Current theories of visual imagery hold that the same neural processes govern both the representation of real objects and the representation of imagined (but real) objects. Here we test whether the representation of imagined (real) objects and the representation of imagined (but unreal) objects depend on the same or different neurocognitive processes. A likely clinical group for a dissociation between these two types of imagination are children with autism, since they show deficits in imaginative play, impoverished imagination is part of their diagnosis, but they can search for hidden objects. The present study explored imagination in autism using experimental methods. Experiment 1 investigated if children with autism could introduce changes to their representations of people and houses, using Karmiloff-Smith's (1989) technique of asking children to draw "impossible" people or houses. Results showed that children with autism were significantly worse than matched controls in their ability to introduce "unreal" changes to their representations of people and houses. Instead, they tended to draw real people or objects. Experiment 2 investigated whether the performance in Experiment 1 by children with autism was due to an inability to disengage from "real world" representations, as executive dysfunction theorists would argue.
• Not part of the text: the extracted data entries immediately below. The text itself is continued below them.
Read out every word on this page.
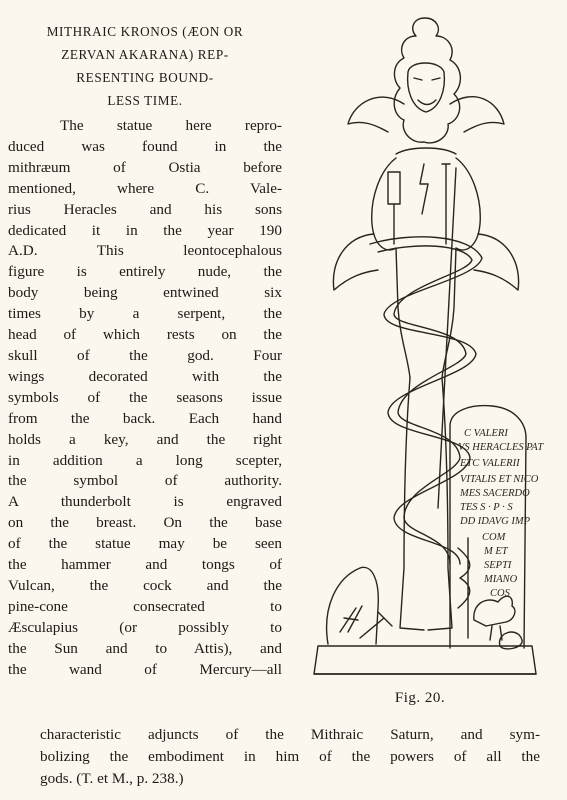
MITHRAIC KRONOS (ÆON OR
ZERVAN AKARANA) REP-
RESENTING BOUND-
LESS TIME.

The statue here repro-
duced was found in the
mithræum of Ostia before
mentioned, where C. Vale-
rius Heracles and his sons
dedicated it in the year 190
A.D. This leontocephalous
figure is entirely nude, the
body being entwined six
times by a serpent, the
head of which rests on the
skull of the god. Four
wings decorated with the
symbols of the seasons issue
from the back. Each hand
holds a key, and the right
in addition a long scepter,
the symbol of authority.
A thunderbolt is engraved
on the breast. On the base
of the statue may be seen
the hammer and tongs of
Vulcan, the cock and the
pine-cone consecrated to
Æsculapius (or possibly to
the Sun and to Attis), and
the wand of Mercury—all

C VALERI
VS HERACLES PAT
ETC VALERII
VITALIS ET NICO
MES SACERDO
TES S · P · S
DD IDAVG IMP
COM
M ET
SEPTI
MIANO
COS
Fig. 20.

characteristic adjuncts of the Mithraic Saturn, and sym-
bolizing the embodiment in him of the powers of all the
gods. (T. et M., p. 238.)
To do this, the experimenter instructed them on what to draw and how to draw it. Results showed that even when executive control passed to the experimenter in this way, the children with autism were still significantly impaired in their ability to draw imaginary but unreal things relative to the matched controls. Experiment 3 investigated whether the results from Experiments 1 and 2 arose because of a generativity deficit in autism, which might be the executive dysfunction theorists' alternative account. To test this, the same subjects were given a test of Verbal Fluency and a test of imagining multiple functions of a brick. Results showed that the children with autism were no worse than clinical controls in their ability to generate ideas about real objects, suggesting that a global generativity deficit cannot explain the previous findings. Rather, these results point to a specific impairment in the ability to imagine unreal objects. This is discussed in terms of its possible neural dissociability from other kinds of imagery, and in terms of its possible relationship to theory of mind.